Tried a full 79 page pdf on lowest compression (72dpi low jpeg images - 2.6 MB) - and that worked OK.

Tried a full 79 page pdf on medium compression (100dpi high jpeg - 2.9 MB) - and that failed.

Tried turning OFF search indexing while I uploaded the file - no difference.

Tried different browsers, different pdf creation software, different pdf settings.

It appears to be some combination of number of pages + image compression - and if I go over that it just doesn’t work.

Not working example: http://www.qualityincare.org/__data/assets/pdf_file/0006/1176387/QiCD_CS16_DIGITAL_ALL_medium_FILE.pdf

Working example:
http://www.qualityincare.org/__data/assets/pdf_file/0005/1176386/QiCD_CS16_DIGITAL_ALL_SMALL_FILE.pdf

Anyone got any ideas?
Help appreciated as always.

Thanks

Karl


(Peter McLeod) #2

Hi
The not working link you gave seems fine when I view it.
Might be a caching thing with you viewing it? Have you tried recaching, testing issue in another browser ect
Peter


(Kequi) #3

Thanks Peter.

Tried in 3 different browsers with no success.
Then tried /_nocache - and that worked!
Then tried /_recache - and that didn’t work.
Then tried /_nocache again - and now that doesn’t work either.

Right now - nothing working. Tried clearing all browser cache and history - still no joy.

My colleague on a PC seems to be able to view the file OK.
Other colleague on a Mac can see the pdf in Safari - but not Chrome.
Other colleague on a Mac can’t see the file in Chrome or Firefox.

Worked fine on my iphone.

I’m at a loss at the moment.

Thanks Peter

Karl


(Nic Hubbard) #4

Both those links are working for me. Did you change something?


(Kequi) #5

Nope - haven’t changed those at all - they still don’t work for me.

The one below worked for a while - but as soon as I cleared browser cache it was gone - wouldn’t load any more.

http://www.qualityincare.org/__data/assets/pdf_file/0003/1176348/QiCD_CS_DIGITAL_2016.pdf

Its like it would make a local cache of it first time it loaded on Chrome - then use this all the time - then as soon as I clear the cache it refuses to download it again. And it won’t download on either of the other browsers.

I just get “connecting…” or “Waiting for…” messages.

Smaller pdf files seem to be fine - 100% reliable - pdfs files on other sites seem to be fine.

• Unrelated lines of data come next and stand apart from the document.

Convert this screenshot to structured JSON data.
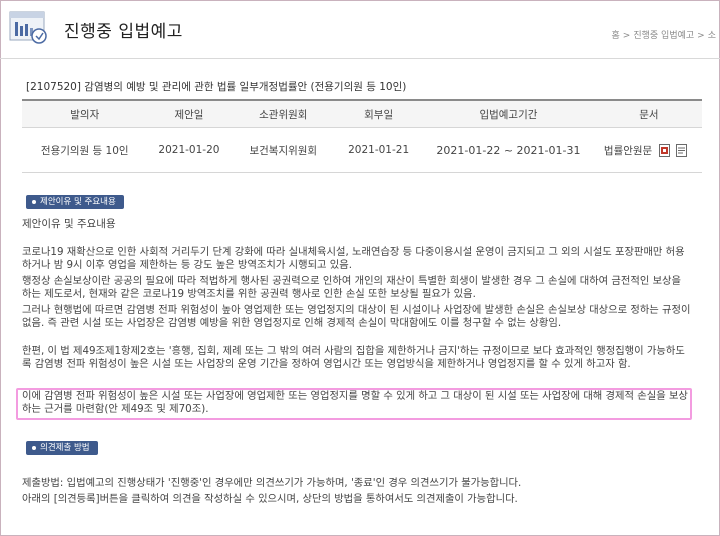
{
  "header": {
    "title": "진행중 입법예고",
    "breadcrumb": [
      "홈",
      "진행중 입법예고",
      "소"
    ]
  },
  "bill": {
    "title": "[2107520] 감염병의 예방 및 관리에 관한 법률 일부개정법률안 (전용기의원 등 10인)"
  },
  "table": {
    "headers": [
      "발의자",
      "제안일",
      "소관위원회",
      "회부일",
      "입법예고기간",
      "문서"
    ],
    "row": {
      "proposer": "전용기의원 등 10인",
      "proposed_date": "2021-01-20",
      "committee": "보건복지위원회",
      "referral_date": "2021-01-21",
      "period": "2021-01-22 ~ 2021-01-31",
      "document": "법률안원문"
    }
  },
  "section1": {
    "badge": "제안이유 및 주요내용",
    "subheading": "제안이유 및 주요내용",
    "paragraphs": [
      "코로나19 재확산으로 인한 사회적 거리두기 단계 강화에 따라 실내체육시설, 노래연습장 등 다중이용시설 운영이 금지되고 그 외의 시설도 포장판매만 허용하거나 밤 9시 이후 영업을 제한하는 등 강도 높은 방역조치가 시행되고 있음.",
      "행정상 손실보상이란 공공의 필요에 따라 적법하게 행사된 공권력으로 인하여 개인의 재산이 특별한 희생이 발생한 경우 그 손실에 대하여 금전적인 보상을 하는 제도로서, 현재와 같은 코로나19 방역조치를 위한 공권력 행사로 인한 손실 또한 보상될 필요가 있음.",
      "그러나 현행법에 따르면 감염병 전파 위험성이 높아 영업제한 또는 영업정지의 대상이 된 시설이나 사업장에 발생한 손실은 손실보상 대상으로 정하는 규정이 없음. 즉 관련 시설 또는 사업장은 감염병 예방을 위한 영업정지로 인해 경제적 손실이 막대함에도 이를 청구할 수 없는 상황임.",
      "한편, 이 법 제49조제1항제2호는 '흥행, 집회, 제례 또는 그 밖의 여러 사람의 집합을 제한하거나 금지'하는 규정이므로 보다 효과적인 행정집행이 가능하도록 감염병 전파 위험성이 높은 시설 또는 사업장의 운영 기간을 정하여 영업시간 또는 영업방식을 제한하거나 영업정지를 할 수 있게 하고자 함.",
      "이에 감염병 전파 위험성이 높은 시설 또는 사업장에 영업제한 또는 영업정지를 명할 수 있게 하고 그 대상이 된 시설 또는 사업장에 대해 경제적 손실을 보상하는 근거를 마련함(안 제49조 및 제70조)."
    ]
  },
  "section2": {
    "badge": "의견제출 방법",
    "lines": [
      "제출방법: 입법예고의 진행상태가 '진행중'인 경우에만 의견쓰기가 가능하며, '종료'인 경우 의견쓰기가 불가능합니다.",
      "아래의 [의견등록]버튼을 클릭하여 의견을 작성하실 수 있으시며, 상단의 방법을 통하여서도 의견제출이 가능합니다."
    ]
  },
  "colors": {
    "badge_bg": "#3e5a8c",
    "highlight_border": "#f39ce0",
    "table_header_bg": "#f5f5f5"
  },
  "icons": [
    "site-logo-icon",
    "hwp-document-icon",
    "pdf-document-icon"
  ]
}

I’ve even upload the files to other systems like pdfarchive - and they work 100% on there so I know it’s nothing to do with the pdf file itself

EG: https://www.pdf-archive.com/2016/11/11/qicd-cs16-digital-l/qicd-cs16-digital-l.pdf


(Marcus Fong) #6

The interesting thing about Matrix URLs starting with __data (i.e. file assets with Unrestricted Access enabled) is that they’re served directly as plain files by your webserver software (usually Apache or Nginx). It’s a performance optimisation, to save wasted database queries checking permissions for a file which you’ve deliberately made public (hence the name “Unrestricted Access”).

As such, there really isn’t anything in Matrix that can go wrong when requesting __data URLs, because the Matrix PHP code doesn’t even execute when you request them! Your webserver just reads the file and sends it. So if there’s an issue with serving __data URLs, it’s generally at a lower level than Matrix - the webserver software, the server, the network or some combination of those.

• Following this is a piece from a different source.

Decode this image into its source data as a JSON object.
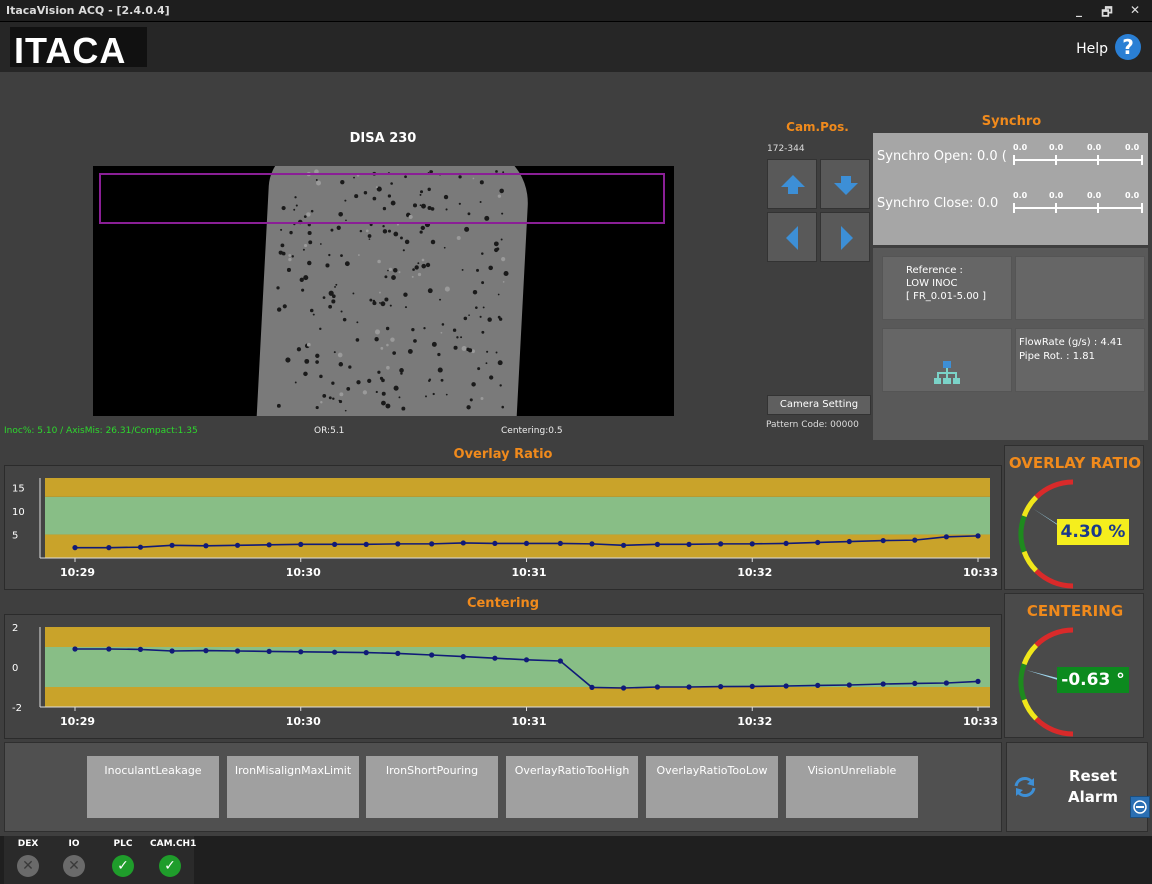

Have you tried testing it from home or some other different network? Does your office network have some kind of proxy that your browsers have to go through? Or are there any errors in your webserver’s logs?

I’ve tried your examples and they all work fine for me (MacOS X, Chrome and Firefox).


(Hugh Williams) #7

I am also able to access all of the example PDF links (MacOS Sierra, Chrome, Firefox and Safari)


(Kequi) #8

Thanks Marcus, Nick, Hugh

Very puzzling. I can’t find anyone outside outside of our office who has the same issue (yet)…

I’ve published some of the links on the website now - so I guess I’ll soon see if I get a flood of complaints!

Our IT guys cant’ see anything odd about the internet setup - not using any proxies or routing the data differently to the Macs for example.
When I can get it to work - after the first time it downloads - it’s then super fast - obviously loading from a local cache. When it breaks it just can’t seem to get the file from the webserver - just hanging at connection.
It’s the same whether it’s a __data url or a friendly url - makes no difference.

I’ll keep treating it as a local issue for the moment.

Thanks for all the help and advice.

Karl


(Bruce Kyle) #9

Hi - we have a similar issue, seems to be just a Chrome issue (or more specifically the PDF plugin that Chrome uses). So far have managed to reproduce it both internally and externally. One solution that does work is using https instead of http. I would recommend trying that to see if you can successfully download your test PDF. Then as a stop-gap measure - go to settings on the page that hosts the PDF and force secure connection.

Currently looking at switching to https for the entire site (there are some google SEO benefits by going down this path too).

Cheers
Bruce